Traditional analytics and quantitative methods
Statistical analysis and operational research
to tackle everyday business challenges
brought by seasoned experts

Proven methodologies
Quantitative methods have been successfully applied to business problems in the real world. Statistics is one of the areas where the border between theory and practice has been crossed more frequently for the benefit of the practical user.
algonew staff has the knowledge, background and practical experience to navigate with ease through the various quantitative techniques that can be useful for you. Be it clustering, time series analysis, predictive models or optimisation in its various forms, we are able to match you business problem to the right quantitative technique and deliver a high quality solution that you can implement and profit from immediately
To illustrate the above we mention just two areas of applications following this section where analytics is the tool of choice to tackle the challenge.
Market segmentation
Any company with a large enough customer base feels the need to understand the kind of customers they are serving. One approach is to group the various clients in different segments with relative common characteristics and after that taylor the product or service offered to each segment based on such characteristics.
Typically the data to conduct such segmentation comes from the internal databases of the company, but sometimes external data sources or even ad-hoc surveys are also used.

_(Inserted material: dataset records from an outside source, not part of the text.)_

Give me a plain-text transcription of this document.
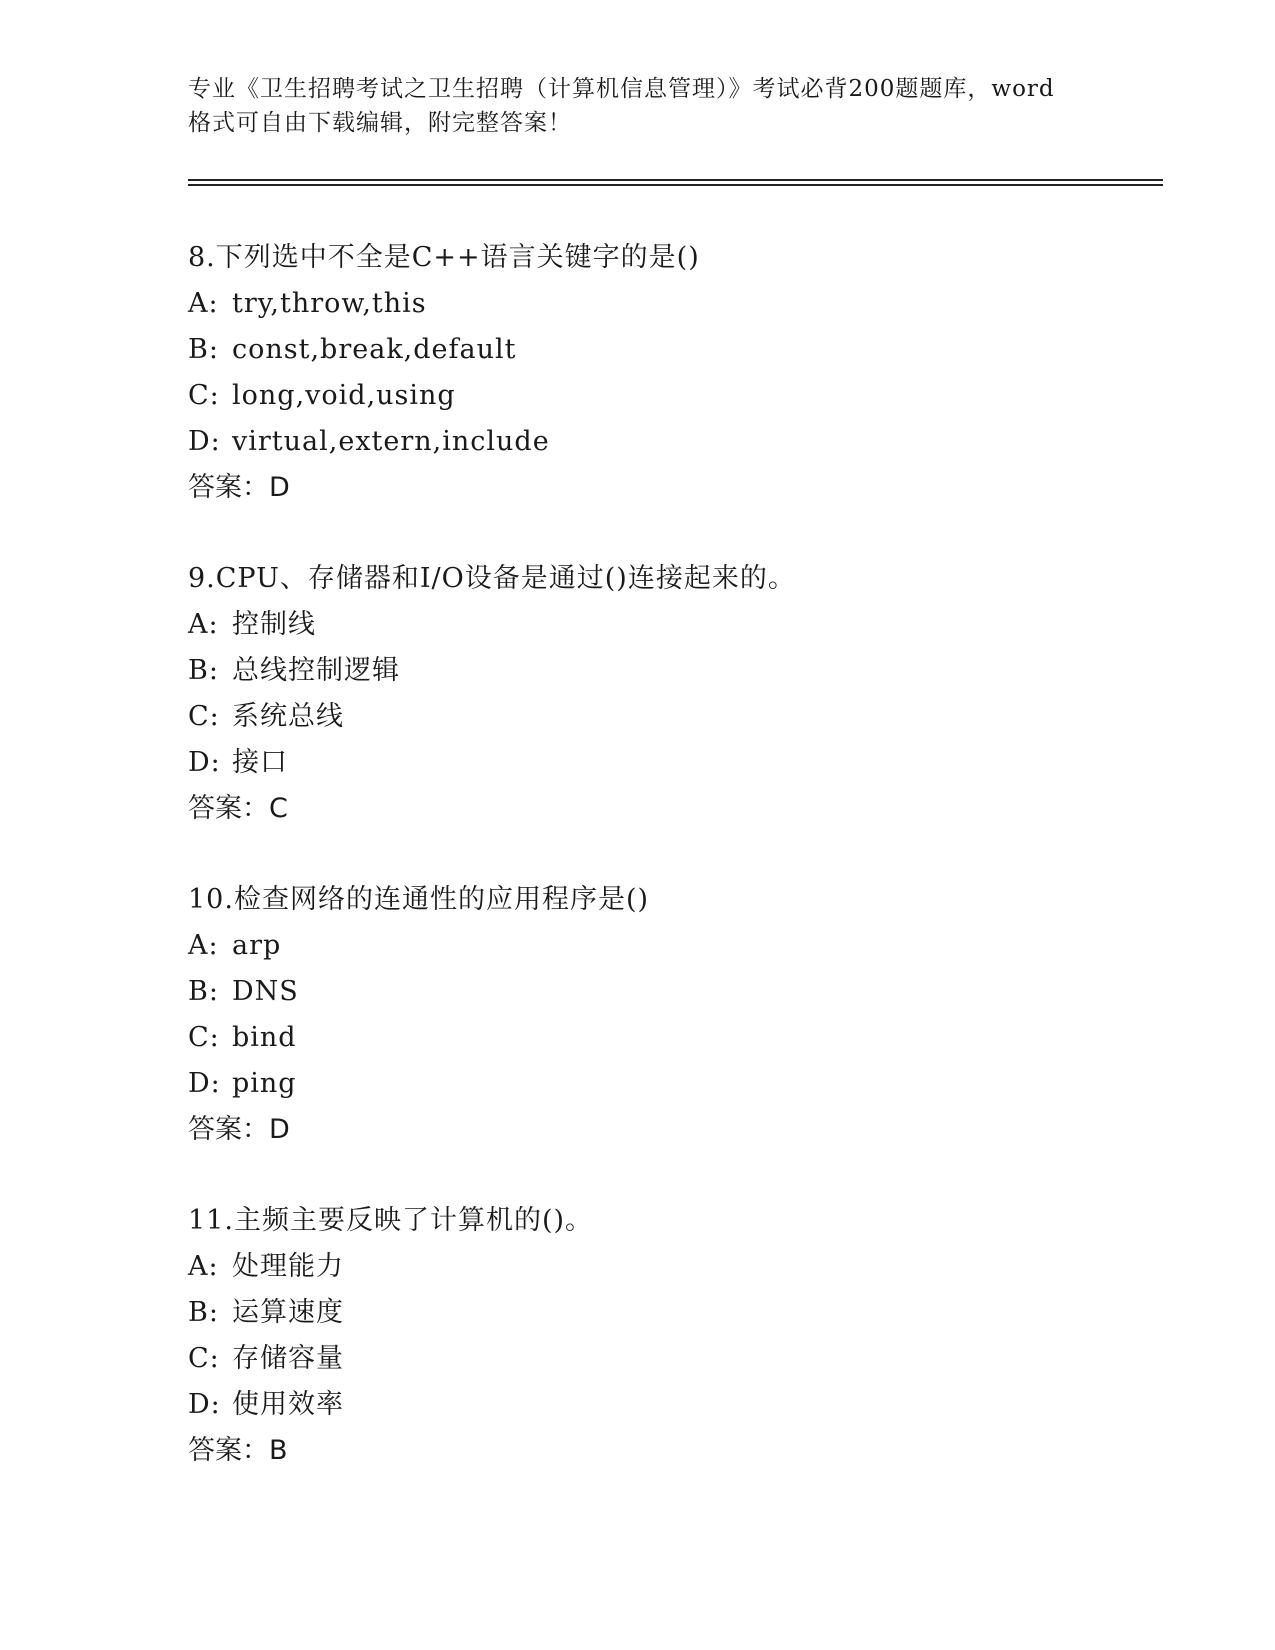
专业《卫生招聘考试之卫生招聘（计算机信息管理）》考试必背200题题库，word
格式可自由下载编辑，附完整答案！
8.下列选中不全是C++语言关键字的是()
A: try,throw,this
B: const,break,default
C: long,void,using
D: virtual,extern,include
答案：D
9.CPU、存储器和I/O设备是通过()连接起来的。
A: 控制线
B: 总线控制逻辑
C: 系统总线
D: 接口
答案：C
10.检查网络的连通性的应用程序是()
A: arp
B: DNS
C: bind
D: ping
答案：D
11.主频主要反映了计算机的()。
A: 处理能力
B: 运算速度
C: 存储容量
D: 使用效率
答案：B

Working very closely with the company, algonew would process the data, propose segmentation variables, run clustering exercises with proven algorithms, agree with the company on the number of segments and finally provide an intuitive interpretation and profile of those segments so they can be used easily across the organisation.
Customer retention
These days customer loyalty cannot be taken for granted, not even by the most prominent and leading brands. Clients are always open to better deals and the processes to engage in new commercial relationships are more convenient than ever.

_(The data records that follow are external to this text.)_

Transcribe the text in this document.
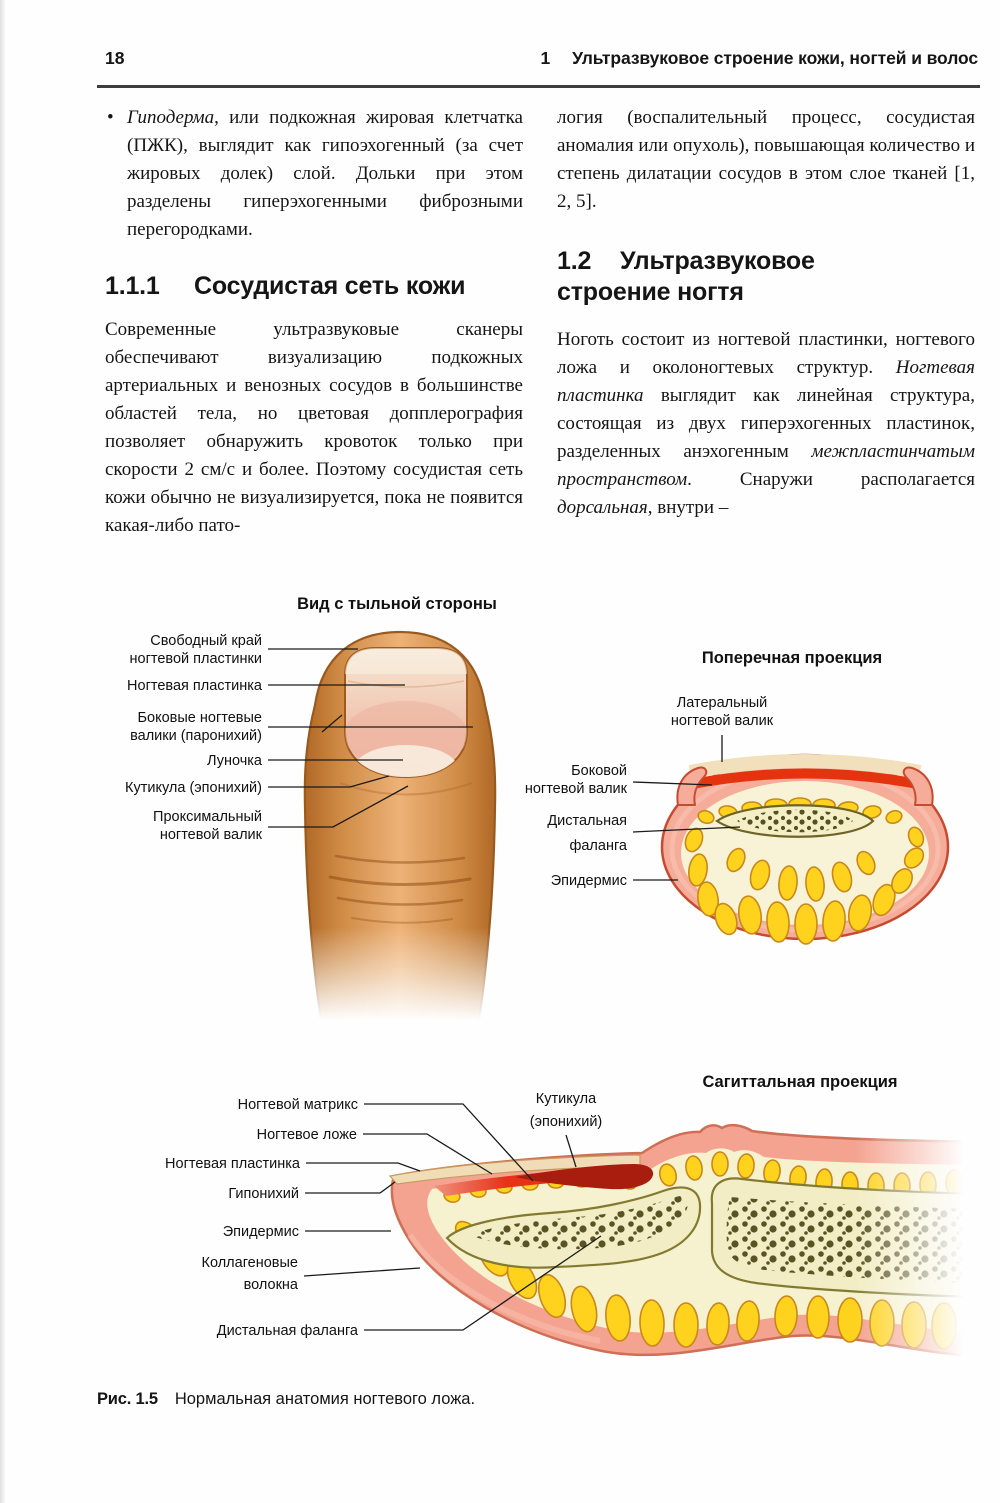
18	1 Ультразвуковое строение кожи, ногтей и волос
• Гиподерма, или подкожная жировая клетчатка (ПЖК), выглядит как гипоэхогенный (за счет жировых долек) слой. Дольки при этом разделены гиперэхогенными фиброзными перегородками.
1.1.1 Сосудистая сеть кожи
Современные ультразвуковые сканеры обеспечивают визуализацию подкожных артериальных и венозных сосудов в большинстве областей тела, но цветовая допплерография позволяет обнаружить кровоток только при скорости 2 см/с и более. Поэтому сосудистая сеть кожи обычно не визуализируется, пока не появится какая-либо пато-
логия (воспалительный процесс, сосудистая аномалия или опухоль), повышающая количество и степень дилатации сосудов в этом слое тканей [1, 2, 5].
1.2 Ультразвуковое
строение ногтя
Ноготь состоит из ногтевой пластинки, ногтевого ложа и околоногтевых структур. Ногтевая пластинка выглядит как линейная структура, состоящая из двух гиперэхогенных пластинок, разделенных анэхогенным межпластинчатым пространством. Снаружи располагается дорсальная, внутри –
Вид с тыльной стороны
Свободный край
ногтевой пластинки
Ногтевая пластинка
Боковые ногтевые
валики (паронихий)
Луночка
Кутикула (эпонихий)
Проксимальный
ногтевой валик
Поперечная проекция
Латеральный
ногтевой валик
Боковой
ногтевой валик
Дистальная
фаланга
Эпидермис
Сагиттальная проекция
Кутикула
(эпонихий)
Ногтевой матрикс
Ногтевое ложе
Ногтевая пластинка
Гипонихий
Эпидермис
Коллагеновые
волокна
Дистальная фаланга
Рис. 1.5 Нормальная анатомия ногтевого ложа.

Let us accept that there is no better alternative than continuoulsy providing the best service. But let us also admit that making an extra effort to retain a client is expensive. Imagine the company can pinpoint those customers who are both most likely to leave and worthy to retain or reactivate. In this scenario, resources could be prioritised to increase retention chances where they are more profitable.
Predictive modelling based on past customer behavior is the methodological approach to assist in this identification process of likely leavers. algonew works with the client in the whole modeling process, from data extraction and manipulation, to variable analysis and multivariable modelling and implementation and monitoring.